Уж во всяком случае, ничего напоминающего пресловутый «велосипед» – это, если кто не знает, когда спящему пацану его старшие товарищи ватку меж пальцев ног вставляют и поджигают. Да даже «посвящения в рабочие», на манер почти безвинного «посвящения в ремесленники», когда человека порют ночью ремнем по жопе, не было!

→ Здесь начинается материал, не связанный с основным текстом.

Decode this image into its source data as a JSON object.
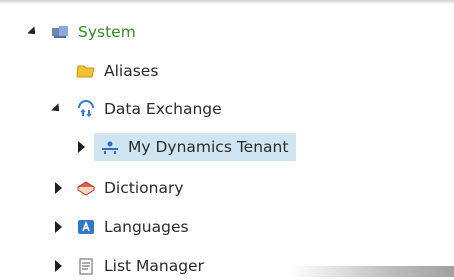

Провести же теоретически подкованного молодого специалиста на «мякине», то есть послать с ведром за индуктивностью, ни за что не удалось бы, ибо Мишка сразу сообразил, что к чему. Но он сыграл «в поддавки» со старшими товарищами, притворился простаком и пошел, куда велели, чем их изрядно повеселил, а заодно и сам повеселился. И еще с первой получки пришлось «угостить» товарищей электромонтеров, которые, распив традиционную поллитру за счет новичка, потом скинулись еще и наклюкались, «как положено». И Мишка с ними первый раз в жизни нарезался до соплей. Разумеется, потом было еще много-много таких разов.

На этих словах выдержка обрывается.